Мать сказала ему: «Есть то, что преодолеть невозможно!» Однако Жюстен явственно различал в тумане грядущего ангельскую улыбку – детское личико в ореоле золотистых волос.
Его дочурка! Мать не сможет устоять перед лаской его дочурки!
Мы видели, как он вошел в опустевшую комнату Глорьетты, как сел возле колыбели и стал ждать.
Ожидая, он взял фотографию Лили и с нежной улыбкой произнес те слова, которые каждый считает своим долгом сказать при виде снимка, на котором мать «вышла хорошо», а от ребенка осталось только смутное пятно: «Не усидела спокойно!»
Королева-Малютка и в самом деле «не усидела», ибо разглядеть можно было только светлую прядку в какой-то дымке, нечто бесформенное и неопределенное – улыбающееся облако.
Зато Лили «вышла» бесподобно, и лицо ее притягивало к себе Жюстена, словно некими колдовскими чарами. Она выглядела печальной, но была ослепительно красива.
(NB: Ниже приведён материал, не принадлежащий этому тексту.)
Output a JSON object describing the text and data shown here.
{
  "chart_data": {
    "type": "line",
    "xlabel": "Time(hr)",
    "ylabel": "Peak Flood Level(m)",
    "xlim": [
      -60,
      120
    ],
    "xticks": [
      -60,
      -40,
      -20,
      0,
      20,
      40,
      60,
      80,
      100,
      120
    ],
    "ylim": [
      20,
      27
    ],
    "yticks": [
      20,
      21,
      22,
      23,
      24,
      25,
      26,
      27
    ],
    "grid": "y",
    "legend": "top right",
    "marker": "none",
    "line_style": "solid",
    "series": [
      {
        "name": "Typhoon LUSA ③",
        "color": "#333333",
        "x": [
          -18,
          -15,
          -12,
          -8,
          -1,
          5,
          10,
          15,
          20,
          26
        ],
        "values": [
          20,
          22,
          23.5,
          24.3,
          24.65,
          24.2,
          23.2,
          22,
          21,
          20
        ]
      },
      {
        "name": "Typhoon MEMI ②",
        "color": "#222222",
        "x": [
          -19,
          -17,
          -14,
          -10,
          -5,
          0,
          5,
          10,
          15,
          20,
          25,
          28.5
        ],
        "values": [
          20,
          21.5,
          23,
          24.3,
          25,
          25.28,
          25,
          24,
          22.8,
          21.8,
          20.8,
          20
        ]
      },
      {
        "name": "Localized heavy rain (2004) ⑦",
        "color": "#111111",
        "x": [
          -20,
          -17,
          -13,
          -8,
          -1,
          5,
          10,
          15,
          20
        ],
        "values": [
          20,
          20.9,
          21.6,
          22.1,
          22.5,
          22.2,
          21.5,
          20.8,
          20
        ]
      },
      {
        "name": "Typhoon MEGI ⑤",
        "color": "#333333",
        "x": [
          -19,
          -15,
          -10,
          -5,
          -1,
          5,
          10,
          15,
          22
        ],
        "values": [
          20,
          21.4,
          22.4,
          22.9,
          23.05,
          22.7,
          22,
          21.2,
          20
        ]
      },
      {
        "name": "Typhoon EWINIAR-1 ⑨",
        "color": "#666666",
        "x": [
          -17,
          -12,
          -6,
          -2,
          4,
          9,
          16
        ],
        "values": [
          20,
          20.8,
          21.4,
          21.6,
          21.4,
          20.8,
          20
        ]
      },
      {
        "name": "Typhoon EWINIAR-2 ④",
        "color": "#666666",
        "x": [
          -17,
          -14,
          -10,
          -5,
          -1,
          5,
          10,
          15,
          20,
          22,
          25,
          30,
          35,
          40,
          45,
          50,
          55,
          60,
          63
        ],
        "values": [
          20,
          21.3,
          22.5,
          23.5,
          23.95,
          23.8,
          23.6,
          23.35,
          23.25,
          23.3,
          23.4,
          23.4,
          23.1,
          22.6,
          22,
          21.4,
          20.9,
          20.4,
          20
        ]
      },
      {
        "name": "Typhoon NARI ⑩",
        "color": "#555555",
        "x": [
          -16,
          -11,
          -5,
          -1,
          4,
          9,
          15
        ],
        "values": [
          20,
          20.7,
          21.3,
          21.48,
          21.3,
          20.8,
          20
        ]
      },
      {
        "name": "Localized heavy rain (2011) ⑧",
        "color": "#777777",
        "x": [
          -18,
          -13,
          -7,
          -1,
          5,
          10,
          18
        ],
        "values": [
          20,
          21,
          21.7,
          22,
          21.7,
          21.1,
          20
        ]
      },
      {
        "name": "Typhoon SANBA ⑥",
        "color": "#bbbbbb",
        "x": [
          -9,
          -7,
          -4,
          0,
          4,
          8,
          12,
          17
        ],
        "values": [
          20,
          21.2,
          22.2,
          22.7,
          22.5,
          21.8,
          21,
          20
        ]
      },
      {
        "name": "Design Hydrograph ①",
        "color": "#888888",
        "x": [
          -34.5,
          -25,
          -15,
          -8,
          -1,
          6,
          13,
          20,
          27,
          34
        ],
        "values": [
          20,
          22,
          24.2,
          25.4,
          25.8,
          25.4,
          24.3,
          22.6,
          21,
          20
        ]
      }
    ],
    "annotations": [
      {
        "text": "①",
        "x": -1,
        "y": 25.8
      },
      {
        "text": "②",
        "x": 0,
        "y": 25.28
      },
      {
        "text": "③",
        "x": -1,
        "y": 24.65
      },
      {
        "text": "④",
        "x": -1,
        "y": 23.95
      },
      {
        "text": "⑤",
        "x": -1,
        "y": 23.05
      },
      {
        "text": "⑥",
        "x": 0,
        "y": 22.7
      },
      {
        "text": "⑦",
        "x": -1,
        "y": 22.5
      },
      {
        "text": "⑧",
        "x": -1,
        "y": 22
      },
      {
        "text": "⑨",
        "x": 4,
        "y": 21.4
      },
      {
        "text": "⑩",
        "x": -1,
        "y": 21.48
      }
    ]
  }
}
Не знаю, каким образом, но тянущиеся к облачку губы сразу выдавали, что пришла она к фотографу для одной цели – сделать снимок ребенка.
Не знаю, каким образом, но при взгляде на этот снимок сразу можно было понять, что для нее ничего на свете не существует, кроме ребенка, которого нельзя было увидеть – но она-то с горделивой нежностью смотрела только на него!